In the country where hardly any family escaped Stalin’s terror, no one has ever been convicted for the crimes committed under his regime. How can it be that in the year 2017 Stalin is still revered as a hero who resolutely industrialized the Soviet Union, defeated the Nazi’s and made the Red Empire into a global power? While at the same time being known as a tyrant who used his own people as slaves and caused the deaths of millions of innocent citizens?

In Red Square in the heart of Moscow, Igor (45) lays red carnations at Joseph Stalin’s grave on the former leader’s birthday. To Igor, his leadership symbolizes law and order.

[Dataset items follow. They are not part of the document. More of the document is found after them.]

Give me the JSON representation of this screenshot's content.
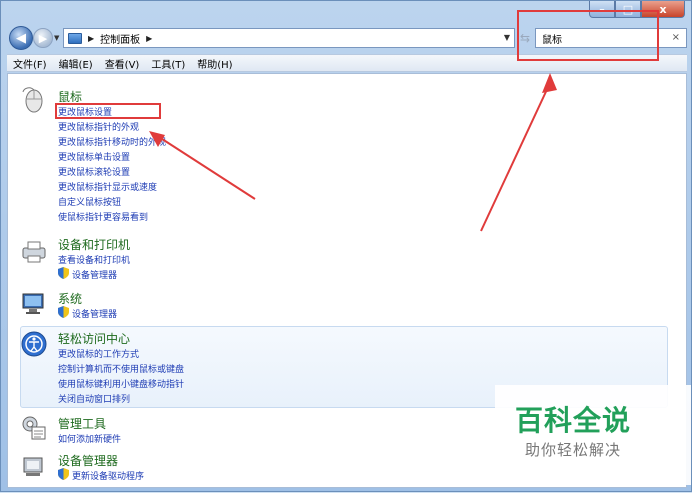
{
  "window": {
    "caption": {
      "minimize": "–",
      "maximize": "□",
      "close": "x"
    }
  },
  "navbar": {
    "address_path": "控制面板",
    "search_value": "鼠标",
    "search_clear": "×"
  },
  "menu": [
    "文件(F)",
    "编辑(E)",
    "查看(V)",
    "工具(T)",
    "帮助(H)"
  ],
  "groups": {
    "mouse": {
      "title": "鼠标",
      "links": [
        "更改鼠标设置",
        "更改鼠标指针的外观",
        "更改鼠标指针移动时的外观",
        "更改鼠标单击设置",
        "更改鼠标滚轮设置",
        "更改鼠标指针显示或速度",
        "自定义鼠标按钮",
        "使鼠标指针更容易看到"
      ]
    },
    "devices": {
      "title": "设备和打印机",
      "links": [
        "查看设备和打印机",
        "设备管理器"
      ]
    },
    "system": {
      "title": "系统",
      "links": [
        "设备管理器"
      ]
    },
    "ease": {
      "title": "轻松访问中心",
      "links": [
        "更改鼠标的工作方式",
        "控制计算机而不使用鼠标或键盘",
        "使用鼠标键利用小键盘移动指针",
        "关闭自动窗口排列"
      ]
    },
    "admin": {
      "title": "管理工具",
      "links": [
        "如何添加新硬件"
      ]
    },
    "devmgr": {
      "title": "设备管理器",
      "links": [
        "更新设备驱动程序"
      ]
    }
  },
  "watermark": {
    "title": "百科全说",
    "subtitle": "助你轻松解决"
  },
  "colors": {
    "group_title": "#1e6a1e",
    "link": "#1e3cb4",
    "annotation": "#e03b3b",
    "watermark": "#22a05a"
  }
}
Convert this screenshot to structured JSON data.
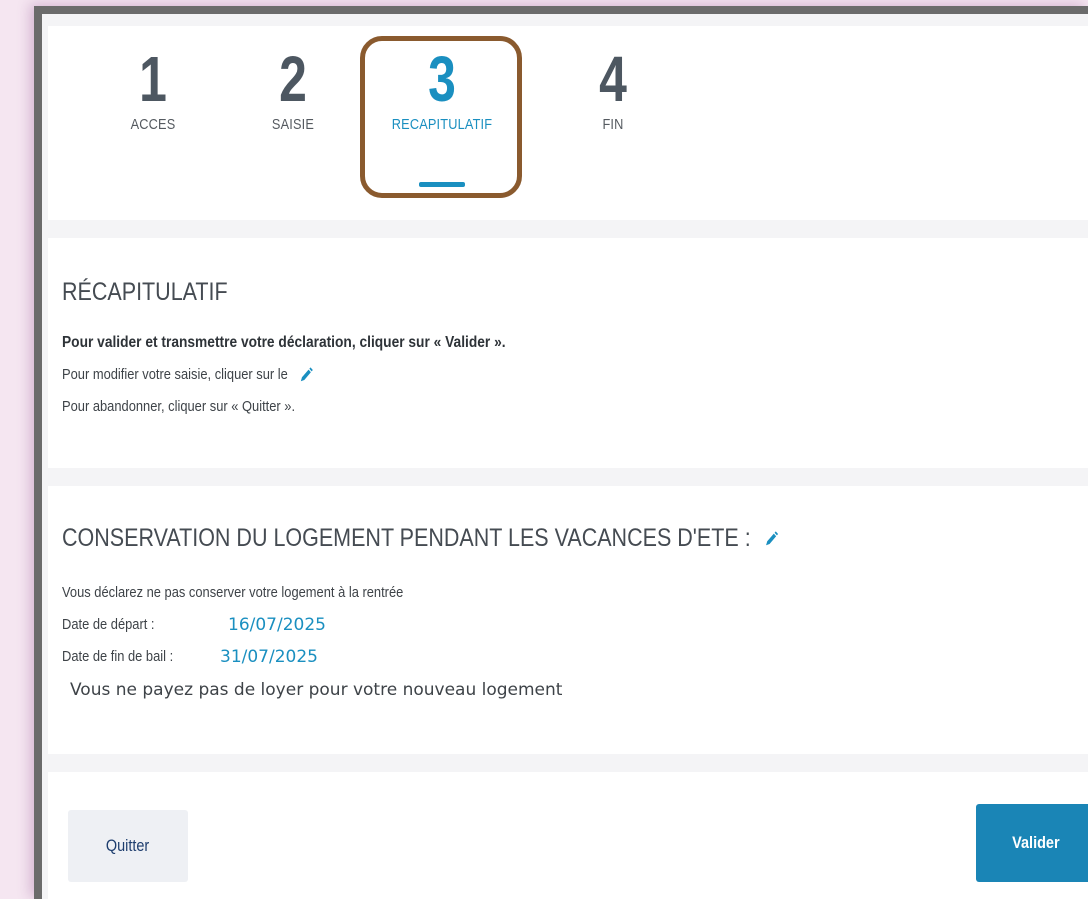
{
  "steps": [
    {
      "num": "1",
      "label": "ACCES"
    },
    {
      "num": "2",
      "label": "SAISIE"
    },
    {
      "num": "3",
      "label": "RECAPITULATIF"
    },
    {
      "num": "4",
      "label": "FIN"
    }
  ],
  "active_step": 3,
  "colors": {
    "accent": "#1a8fc0",
    "highlight_border": "#8a5a2e",
    "text": "#3e4348"
  },
  "recap": {
    "title": "RÉCAPITULATIF",
    "line_validate": "Pour valider et transmettre votre déclaration, cliquer sur « Valider ».",
    "line_modify": "Pour modifier votre saisie, cliquer sur le",
    "line_quit": "Pour abandonner, cliquer sur « Quitter ».",
    "icon": "pencil-icon"
  },
  "conservation": {
    "title": "CONSERVATION DU LOGEMENT PENDANT LES VACANCES D'ETE :",
    "icon": "pencil-icon",
    "declare_text": "Vous déclarez ne pas conserver votre logement à la rentrée",
    "depart_label": "Date de départ :",
    "depart_value": "16/07/2025",
    "fin_bail_label": "Date de fin de bail :",
    "fin_bail_value": "31/07/2025",
    "loyer_text": "Vous ne payez pas de loyer pour votre nouveau logement"
  },
  "actions": {
    "quit_label": "Quitter",
    "validate_label": "Valider"
  }
}
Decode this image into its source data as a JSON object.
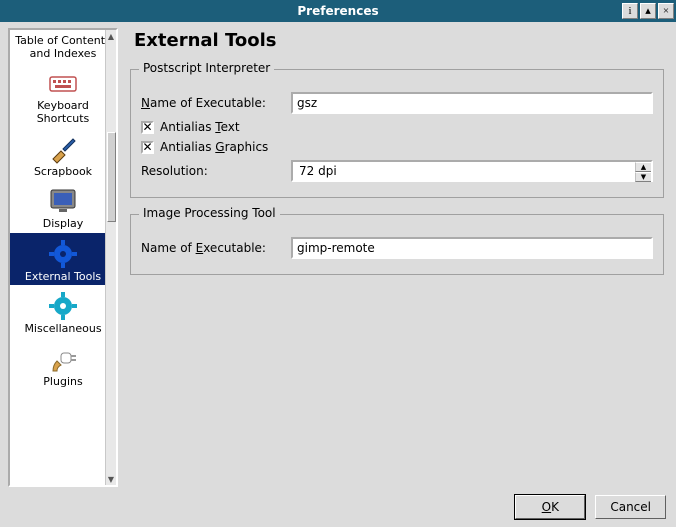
{
  "window": {
    "title": "Preferences"
  },
  "sidebar": {
    "items": [
      {
        "label": "Table of Contents and Indexes",
        "icon": "blank"
      },
      {
        "label": "Keyboard Shortcuts",
        "icon": "keyboard"
      },
      {
        "label": "Scrapbook",
        "icon": "brush"
      },
      {
        "label": "Display",
        "icon": "monitor"
      },
      {
        "label": "External Tools",
        "icon": "gear-blue",
        "selected": true
      },
      {
        "label": "Miscellaneous",
        "icon": "gear-teal"
      },
      {
        "label": "Plugins",
        "icon": "plug"
      }
    ]
  },
  "main": {
    "title": "External Tools",
    "group_ps": {
      "legend": "Postscript Interpreter",
      "name_prefix": "N",
      "name_rest": "ame of Executable:",
      "name_value": "gsz",
      "chk1_prefix": "Antialias ",
      "chk1_u": "T",
      "chk1_suffix": "ext",
      "chk1_checked": true,
      "chk2_prefix": "Antialias ",
      "chk2_u": "G",
      "chk2_suffix": "raphics",
      "chk2_checked": true,
      "res_label": "Resolution:",
      "res_value": "72 dpi"
    },
    "group_img": {
      "legend": "Image Processing Tool",
      "name_prefix": "Name of ",
      "name_u": "E",
      "name_suffix": "xecutable:",
      "name_value": "gimp-remote"
    }
  },
  "buttons": {
    "ok_u": "O",
    "ok_rest": "K",
    "cancel": "Cancel"
  }
}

The son of this friendly freelance photographer died from drug abuse and Igor was disillusioned by perestroika: ‘In the new capitalist era the naïve Soviet citizens became “shark feed” and everything that was good about the Soviet Union and might have been kept, was lost.’
High up in the forests of Northern Russia, Galina (75) is digging up the bones of anonymous victims that are being exposed by erosion. In the past twenty years she has managed to identify only 83 of around 20.000 people thought to be buried in these mass graves. A handful of volunteers is still searching for the fates of people who were banned, executed or made to disappear in Stalin’s Gulag.

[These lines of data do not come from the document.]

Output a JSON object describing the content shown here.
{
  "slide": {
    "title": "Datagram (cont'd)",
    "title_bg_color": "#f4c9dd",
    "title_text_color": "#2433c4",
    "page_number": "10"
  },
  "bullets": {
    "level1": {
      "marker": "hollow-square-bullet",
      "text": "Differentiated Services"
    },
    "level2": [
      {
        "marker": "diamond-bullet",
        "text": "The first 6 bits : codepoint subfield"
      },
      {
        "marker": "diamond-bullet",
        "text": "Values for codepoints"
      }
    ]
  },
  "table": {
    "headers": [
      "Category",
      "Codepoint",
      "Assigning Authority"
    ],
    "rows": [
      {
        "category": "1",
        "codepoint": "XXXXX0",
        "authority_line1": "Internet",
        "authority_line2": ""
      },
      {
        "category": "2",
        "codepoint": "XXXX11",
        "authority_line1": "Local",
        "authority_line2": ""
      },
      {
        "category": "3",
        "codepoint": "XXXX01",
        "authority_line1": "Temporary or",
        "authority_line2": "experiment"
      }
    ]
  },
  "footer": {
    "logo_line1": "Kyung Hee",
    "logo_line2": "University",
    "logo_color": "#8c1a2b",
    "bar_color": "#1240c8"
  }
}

The initial enthusiasm of Russians about the freedom that came with perestroika, and with it the need to investigate a past that has been suppressed for many years, seems to be well and truly gone. For many, the shock of the Red Empire collapsing was too great. What should they do with this newly gained freedom, when chaos and mafia practices were taking over? After the turbulent 1990s, when many Russians were living in poverty, and uncertainty about the future, there is now a need for law and order. Older people want to look back on a past they can be proud of, and the young want to look forward to a future they can believe in.

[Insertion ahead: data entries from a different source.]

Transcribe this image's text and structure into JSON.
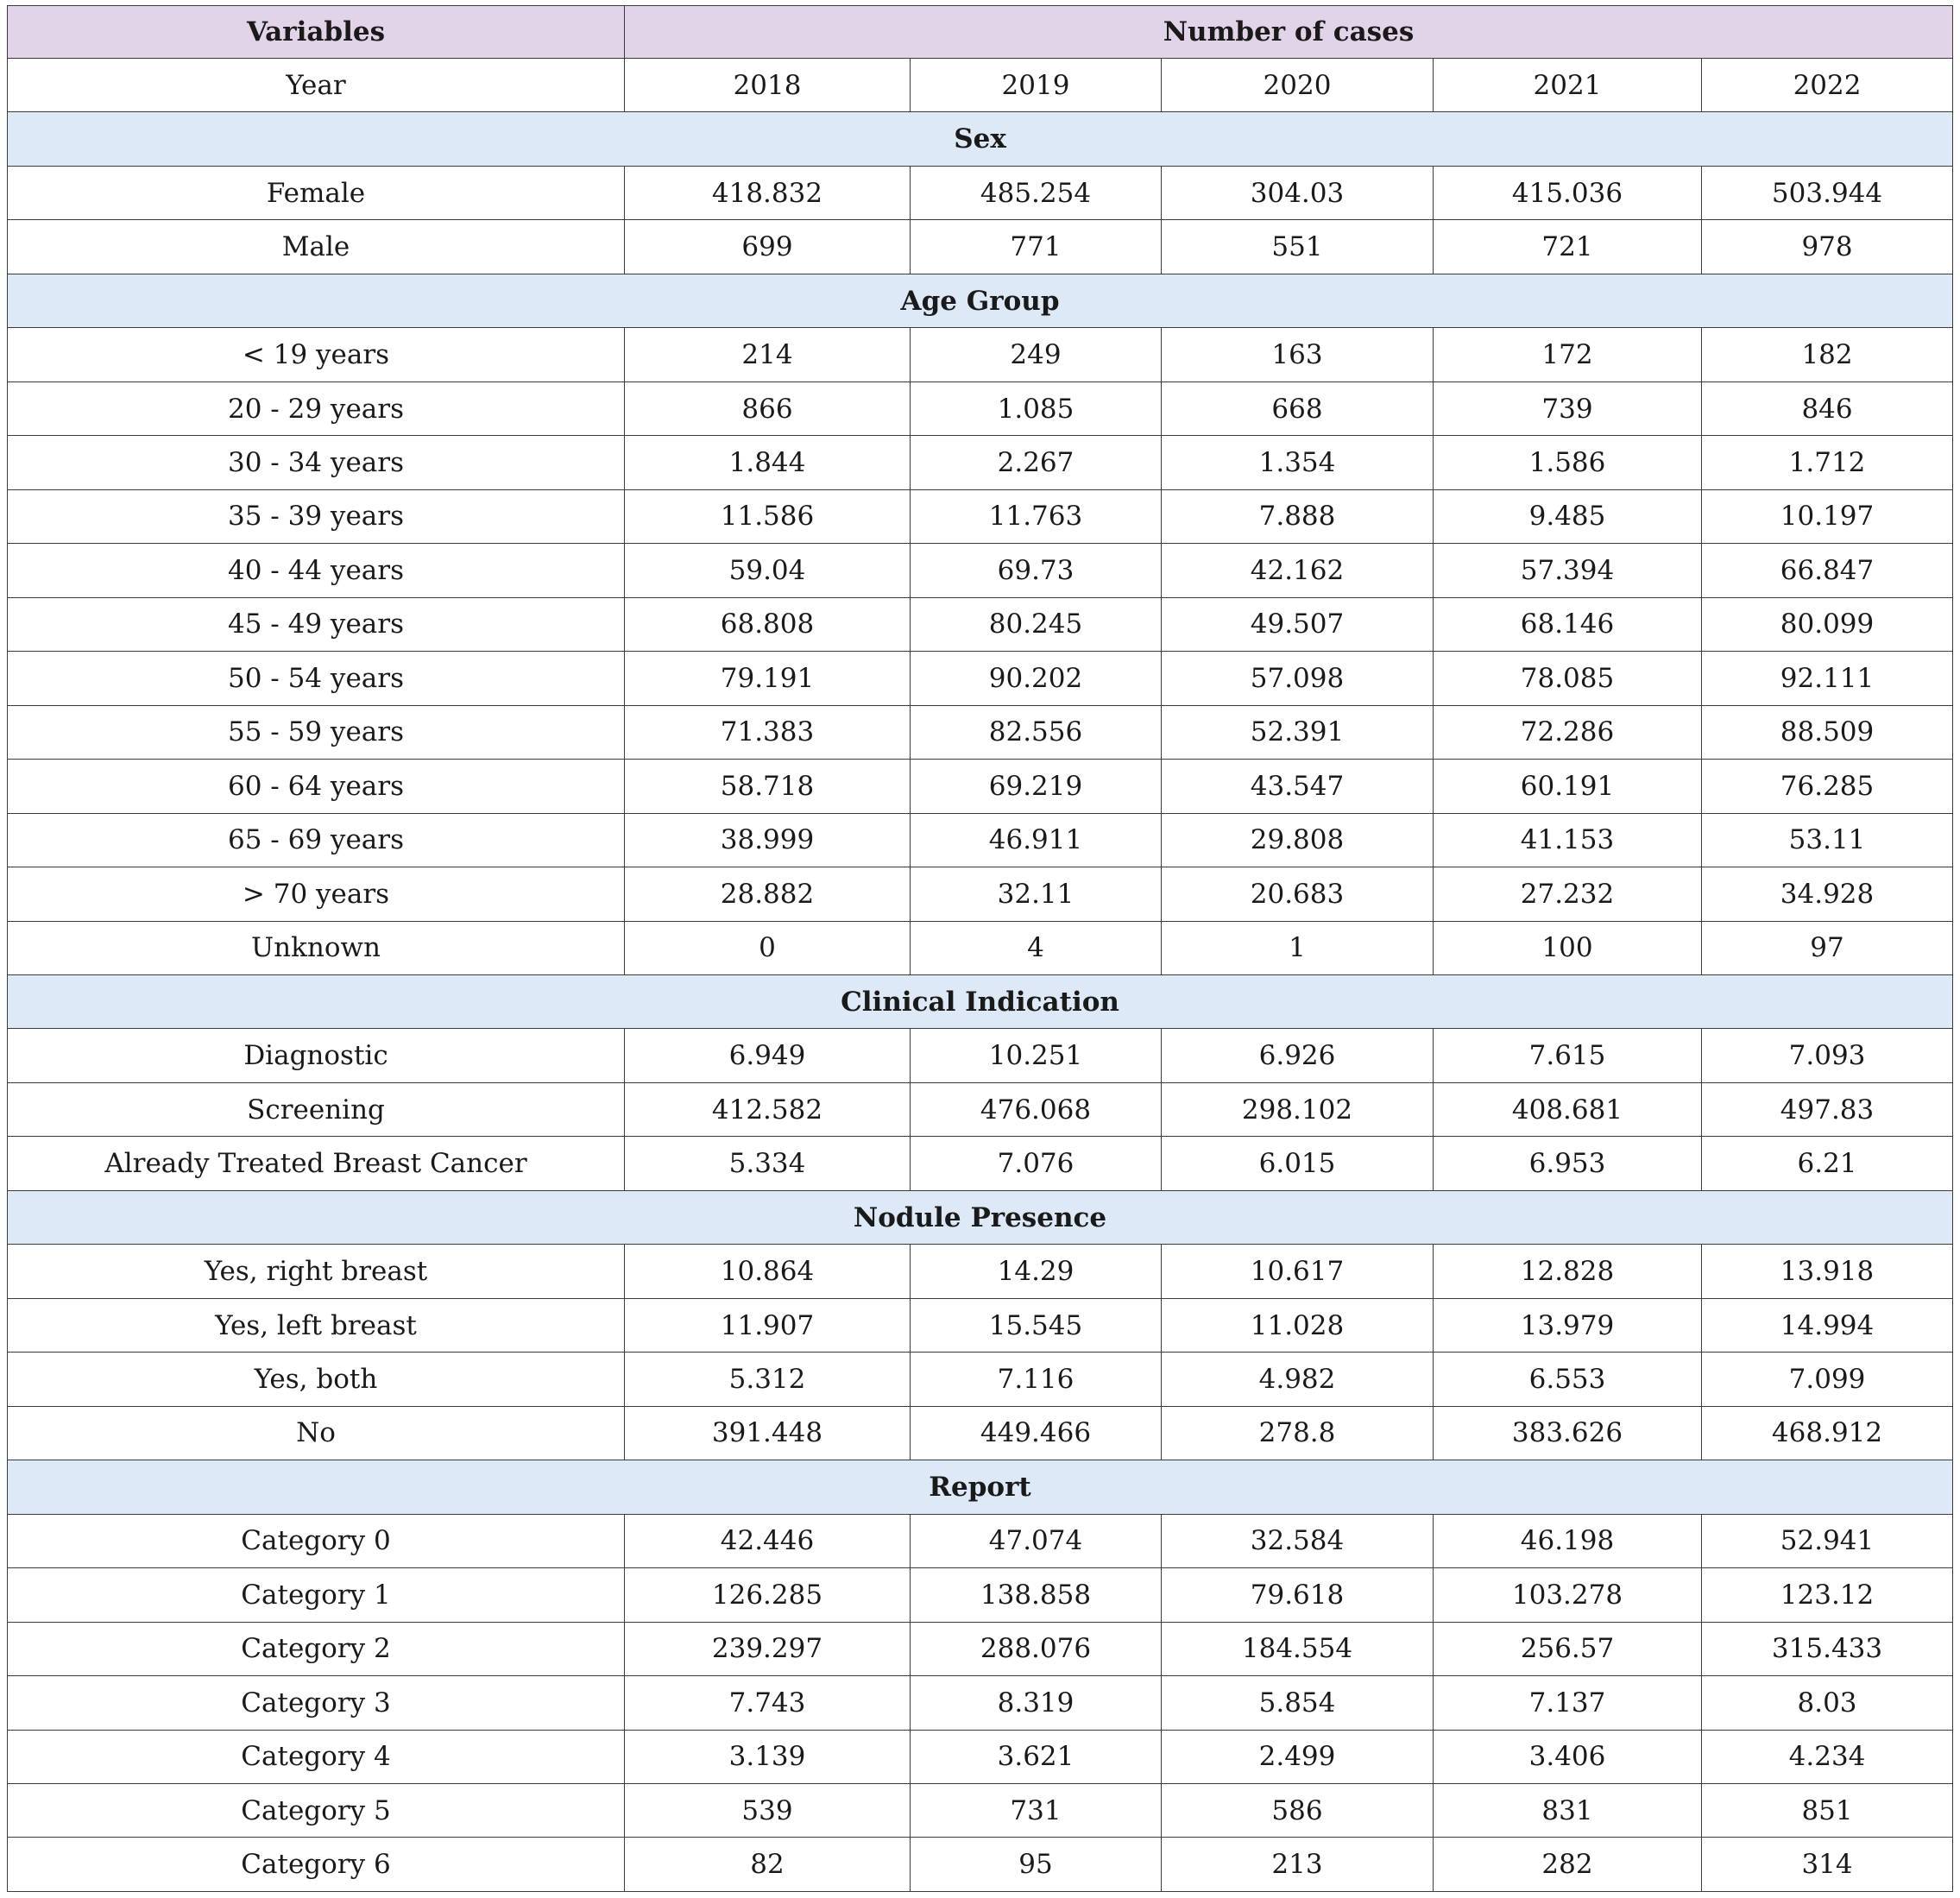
{
  "table": {
    "header": {
      "variables": "Variables",
      "number_of_cases": "Number of cases"
    },
    "year_row": {
      "label": "Year",
      "years": [
        "2018",
        "2019",
        "2020",
        "2021",
        "2022"
      ]
    },
    "sections": [
      {
        "title": "Sex",
        "rows": [
          {
            "label": "Female",
            "values": [
              "418.832",
              "485.254",
              "304.03",
              "415.036",
              "503.944"
            ]
          },
          {
            "label": "Male",
            "values": [
              "699",
              "771",
              "551",
              "721",
              "978"
            ]
          }
        ]
      },
      {
        "title": "Age Group",
        "rows": [
          {
            "label": "< 19 years",
            "values": [
              "214",
              "249",
              "163",
              "172",
              "182"
            ]
          },
          {
            "label": "20 - 29 years",
            "values": [
              "866",
              "1.085",
              "668",
              "739",
              "846"
            ]
          },
          {
            "label": "30 - 34 years",
            "values": [
              "1.844",
              "2.267",
              "1.354",
              "1.586",
              "1.712"
            ]
          },
          {
            "label": "35 - 39 years",
            "values": [
              "11.586",
              "11.763",
              "7.888",
              "9.485",
              "10.197"
            ]
          },
          {
            "label": "40 - 44 years",
            "values": [
              "59.04",
              "69.73",
              "42.162",
              "57.394",
              "66.847"
            ]
          },
          {
            "label": "45 - 49 years",
            "values": [
              "68.808",
              "80.245",
              "49.507",
              "68.146",
              "80.099"
            ]
          },
          {
            "label": "50 - 54 years",
            "values": [
              "79.191",
              "90.202",
              "57.098",
              "78.085",
              "92.111"
            ]
          },
          {
            "label": "55 - 59 years",
            "values": [
              "71.383",
              "82.556",
              "52.391",
              "72.286",
              "88.509"
            ]
          },
          {
            "label": "60 - 64 years",
            "values": [
              "58.718",
              "69.219",
              "43.547",
              "60.191",
              "76.285"
            ]
          },
          {
            "label": "65 - 69 years",
            "values": [
              "38.999",
              "46.911",
              "29.808",
              "41.153",
              "53.11"
            ]
          },
          {
            "label": "> 70 years",
            "values": [
              "28.882",
              "32.11",
              "20.683",
              "27.232",
              "34.928"
            ]
          },
          {
            "label": "Unknown",
            "values": [
              "0",
              "4",
              "1",
              "100",
              "97"
            ]
          }
        ]
      },
      {
        "title": "Clinical Indication",
        "rows": [
          {
            "label": "Diagnostic",
            "values": [
              "6.949",
              "10.251",
              "6.926",
              "7.615",
              "7.093"
            ]
          },
          {
            "label": "Screening",
            "values": [
              "412.582",
              "476.068",
              "298.102",
              "408.681",
              "497.83"
            ]
          },
          {
            "label": "Already Treated Breast Cancer",
            "values": [
              "5.334",
              "7.076",
              "6.015",
              "6.953",
              "6.21"
            ]
          }
        ]
      },
      {
        "title": "Nodule Presence",
        "rows": [
          {
            "label": "Yes, right breast",
            "values": [
              "10.864",
              "14.29",
              "10.617",
              "12.828",
              "13.918"
            ]
          },
          {
            "label": "Yes, left breast",
            "values": [
              "11.907",
              "15.545",
              "11.028",
              "13.979",
              "14.994"
            ]
          },
          {
            "label": "Yes, both",
            "values": [
              "5.312",
              "7.116",
              "4.982",
              "6.553",
              "7.099"
            ]
          },
          {
            "label": "No",
            "values": [
              "391.448",
              "449.466",
              "278.8",
              "383.626",
              "468.912"
            ]
          }
        ]
      },
      {
        "title": "Report",
        "rows": [
          {
            "label": "Category 0",
            "values": [
              "42.446",
              "47.074",
              "32.584",
              "46.198",
              "52.941"
            ]
          },
          {
            "label": "Category 1",
            "values": [
              "126.285",
              "138.858",
              "79.618",
              "103.278",
              "123.12"
            ]
          },
          {
            "label": "Category 2",
            "values": [
              "239.297",
              "288.076",
              "184.554",
              "256.57",
              "315.433"
            ]
          },
          {
            "label": "Category 3",
            "values": [
              "7.743",
              "8.319",
              "5.854",
              "7.137",
              "8.03"
            ]
          },
          {
            "label": "Category 4",
            "values": [
              "3.139",
              "3.621",
              "2.499",
              "3.406",
              "4.234"
            ]
          },
          {
            "label": "Category 5",
            "values": [
              "539",
              "731",
              "586",
              "831",
              "851"
            ]
          },
          {
            "label": "Category 6",
            "values": [
              "82",
              "95",
              "213",
              "282",
              "314"
            ]
          }
        ]
      }
    ]
  }
}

The Red Soul shows a world full of contradictions. In a mosaic of frank and intimate portraits of ordinary Russians both young and old, pride alternates with pain and shame. Nostalgic stories about how the country flourished under the Communist ideal contrast sharply with painful memories of hunger, violence and betrayal and a deep-seated fear on the part of citizens to show their Motherland in an unfavourable light.

Struggles with the past are set against the heroic image of a country full of victors that the State wants to propagate. More than once, it turns out, these paradoxical views can be found in one and the same person. From this complex perspective, rather than taking a moral stance, Jessica Gorter tries to find the connections between fear and cruelties on the one hand and pride and ideals on the other. Slowly a picture emerges of people in a confused country where the main message for the young to hold on to seems to be that pride is more important than memory.

“The Red Empire is gone, but the ‘Red Man’ remains. He endures.”